Dida Sampaio/Estadão
Dida Sampaio/Estadão

Após conversa com Lula, Sibá diz que 'cheiro do povo ficou distante' das manifestações

Segundo o líder do PT na Câmara, ex-presidente concluiu que o povo não participou dos protestos deste domingo; sobre o julgamento do impeachment no STF, petistas defenderam rito 'formal e claro'

Daiene Cardoso, O Estado de S.Paulo

14 de dezembro de 2015 | 21h44

BRASÍLIA - O líder do PT na Câmara dos Deputados, Sibá Machado (AC), revelou nesta segunda-feira, 14, que antes da reunião com a bancada em Brasília nesta noite, esteve com o ex-presidente Luiz Inácio Lula da Silva em São Paulo para avaliar as manifestações de ontem à favor do impeachment da presidente Dilma Rousseff. Segundo Sibá, o ex-presidente concluiu na conversa que o povo não participou dos protestos deste domingo. "O que nos chamou a atenção foi a qualidade dos manifestantes. O cheiro do povo ficou distante", disse Sibá.

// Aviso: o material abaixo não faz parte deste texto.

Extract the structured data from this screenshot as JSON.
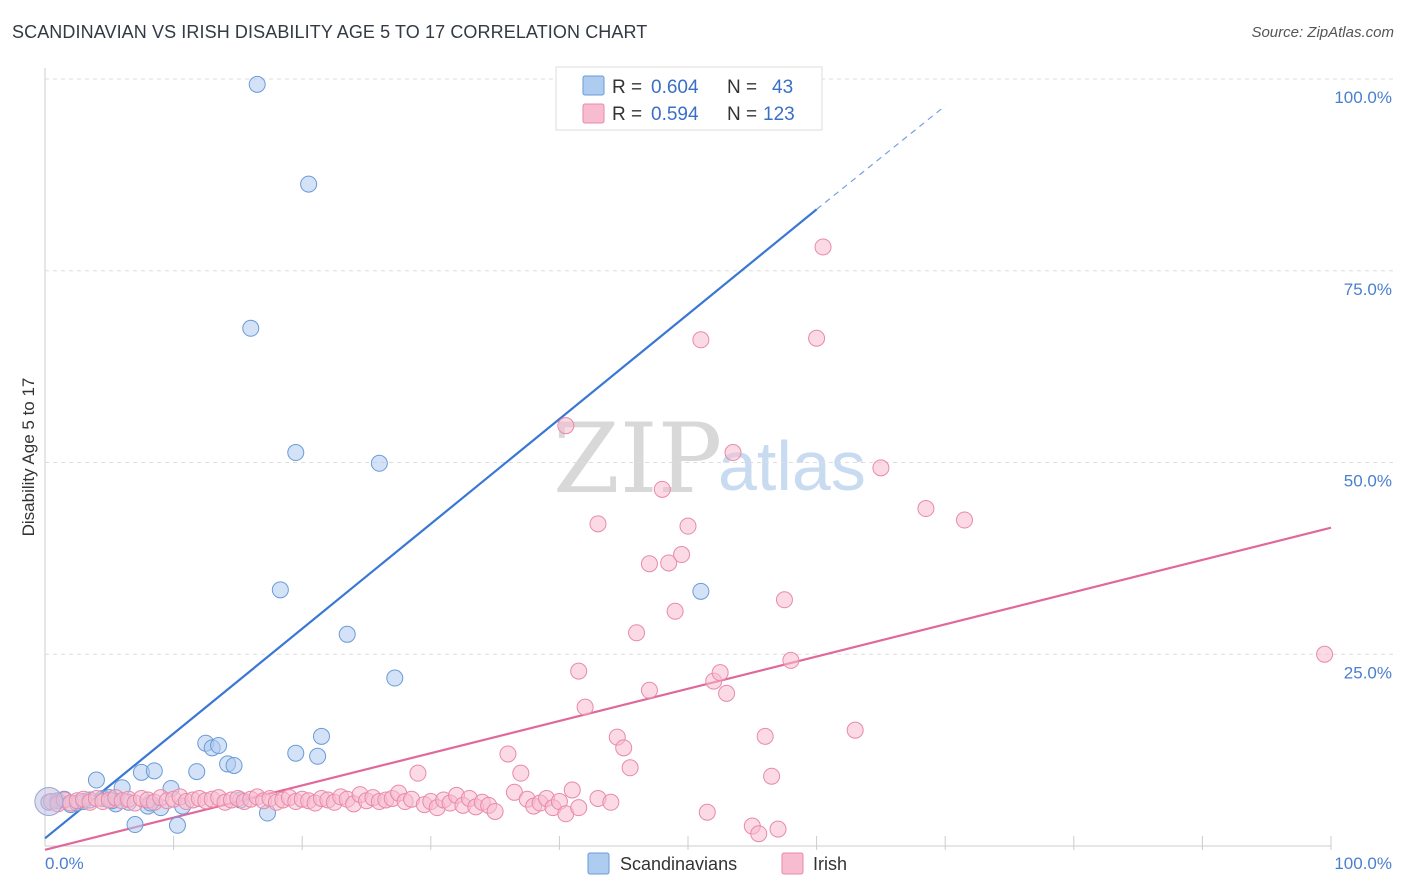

Na conversa com Lula, Sibá disse que também foi debatido o julgamento no Supremo Tribunal Federal (STF) do rito do impeachment no Congresso Nacional. Os petistas defenderam que haja um rito "formal e claro" para o processo de impeachment, já que não há uma regra posta. "Não pode ser o regimento da Câmara a preencher as lacunas", defendeu Sibá.

Após um pouco mais de uma hora de reunião com o presidente da sigla, Rui Falcão, parlamentares deixaram o encontro dizendo que vão se dividir na próxima quarta-feira, 16, entre as manifestações pró-governo Dilma Rousseff e a sessão do STF. Deputados e senadores também fizeram uma avaliação sobre o julgamento que definirá o rito do impeachment.

Na avaliação dos petistas, a população em geral "não está concordando com o que está acontecendo". Segundo o advogado e deputado Wadih Damous (RJ), o processo em curso tem fragilidades em sua argumentação jurídica, uma vez que, na visão do PT, a presidente não teria cometido crime de responsabilidade fiscal. O discurso dos parlamentares é de que o processo de impeachment é um golpe orquestrado pela oposição, que teve de se "sustentar" na argumentação jurídica do presidente da Câmara, Eduardo Cunha (PMDB-RJ). "Não é um mero julgamento de funcionário público", pregou Damous.

Os deputados e senadores saíram confiantes de que o STF atenderá o pedido para a criação de um rito "seguro", sem "atropelos" e "injustiças". "Temos certeza que seremos atendidos", destacou Damous. A confiança dos petistas é que o Senado apazigue o processo. "Senado não é carimbador de ação da câmara", afirmou Damous.

O senador Lindbergh Farias (PT-RJ) acredita que o afastamento de Dilma só poderá acontecer após votação do plenário do Senado. Ele avalia que o ambiente entre os senadores é mais favorável à Dilma e que o STF reafirmará o rito seguido em 1992, no afastamento de Fernando Collor. "Tenho convicção de que o STF vai confirmar o rito de Fernando Collor", disse.